Offensively, the Auburn Tigers have a talented backfield duo in Kenny Irons and Brad Lester. While Auburn does have a run-first mentality, they will go to the air with quarterback Brandon Cox.

 

"On offense, with Kenny Irons and Brad Lester and Brandon Cox, the quarterback, they are very efficient," Miles said. "They run the football well. Brandon Cox has yet to throw an interception this year. He is a very, very quality quarterback. He handles checks and the mechanism of their offense very well.

 

"Their offensive line has graduated a number of guys. You'd expect there might have been some falloff, but it appears to me that have replaced those veterans with quality guys inside. They come off the football and check the passer extremely well. Their wide receiver go-to guy, Courtney Taylor, has had several big games and is off to a fast start.

 

"Defensively, we are going to have to prepare well.
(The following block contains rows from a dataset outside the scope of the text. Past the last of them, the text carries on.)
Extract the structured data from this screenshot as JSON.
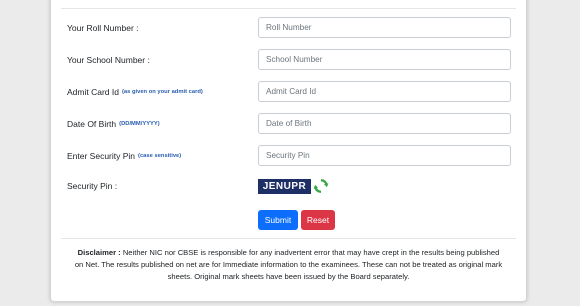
{
  "form": {
    "roll": {
      "label": "Your Roll Number :",
      "placeholder": "Roll Number"
    },
    "school": {
      "label": "Your School Number :",
      "placeholder": "School Number"
    },
    "admit": {
      "label": "Admit Card Id",
      "hint": "(as given on your admit card)",
      "placeholder": "Admit Card Id"
    },
    "dob": {
      "label": "Date Of Birth",
      "hint": "(DD/MM/YYYY)",
      "placeholder": "Date of Birth"
    },
    "pin": {
      "label": "Enter Security Pin",
      "hint": "(case sensitive)",
      "placeholder": "Security Pin"
    },
    "captcha": {
      "label": "Security Pin :",
      "code": "JENUPR"
    },
    "submit_label": "Submit",
    "reset_label": "Reset"
  },
  "disclaimer": {
    "title": "Disclaimer :",
    "text": "Neither NIC nor CBSE is responsible for any inadvertent error that may have crept in the results being published on Net. The results published on net are for Immediate information to the examinees. These can not be treated as original mark sheets. Original mark sheets have been issued by the Board separately."
  },
  "colors": {
    "primary": "#0d6efd",
    "danger": "#dc3545",
    "hint": "#2a5db0",
    "captcha_bg": "#1e2f66",
    "refresh": "#3aa64a"
  }
}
They are awfully talented, and we look forward to that challenge."

 

The Auburn defense was faced with filling some holes from last season, but through two games already this season, new defensive coordinator Will Muschamp's defense doesn't look to be missing a beat.

 

"On defense, their front is a group of guys that really play concept well. They understand where they are supposed to be. Everybody is in their appropriate spot and designation. Their front seven are really capable.

 

"Probably their biggest test is at linebacker. Will Herring is a guy that gets to the ball. He plays a number of roles for them. He is a very capable of guy. There is another Irons in their secondary, a very talented corner. They always seem to be in the right spot. They make great adjustment and formation changes. They are a very aggressive defense.

 

One of the more interesting things to watch is the type of scheme with which Auburn plays defense. Muschamp was defensive coordinator at LSU under Nick Saban when the Tigers won the 2003 national title. He is familiar with LSU and knows JaMarcus Russell and the Tiger offense very well.

 

"Will Muschamp has done a great job with them," Miles said. "They've incorporated it appears to us, a nice okie package that they haven't had before. They have used it extensively in the first two weeks. We look forward to attacking that defense."

 

Miles handed out the weekly team awards on Monday. Jacob Hester was named the offensive player of the week while Darry Beckwith took home defensive honors. Jason Spadoni was tabbed the special teams player of the week.

 

Hester was workhorse Saturday touching the ball 14 times, including eight rushing attempts and six receptions. He scored two touchdowns.

 

"Everything you ask him to do, he does well," Miles said of Hester. "He was the guy who tackled the punter and got credited for a blocked punt at Arizona State. From special teams, to fullback, to tailback, in really anything you ask him to do, he is capable. He takes his responsibility and his role on this team very seriously. He's a guy we count on."

 

Miles pointed out several other players who stood out Saturday.

 

"(DE) Tyson Jackson has been off to a fast start in two games," Miles said. "He's playing at the level that we would have anticipated. I think we can look forward to his continued improvement. (LB) Darry Beckwith is also off to a fast start. Here is a guy who is young and had some experience last fall. This fall he is playing extremely strong, very aggressive and understands the defense and what is expected of him. We are enjoying it."

 

On the injury front, Keith Zinger appears to be doubtful for this weekend's contest at Auburn. Zinger is suffering from an intestinal condition. Peter Dyakowski, who broke a bone in his hand on Saturday, is expected to play.

 

"Zinger is better and there is an upbeat outlook," Miles said. "But we don't know if he'll play this week. Dyakowski will be fine. He will be splinted, protected and he will play."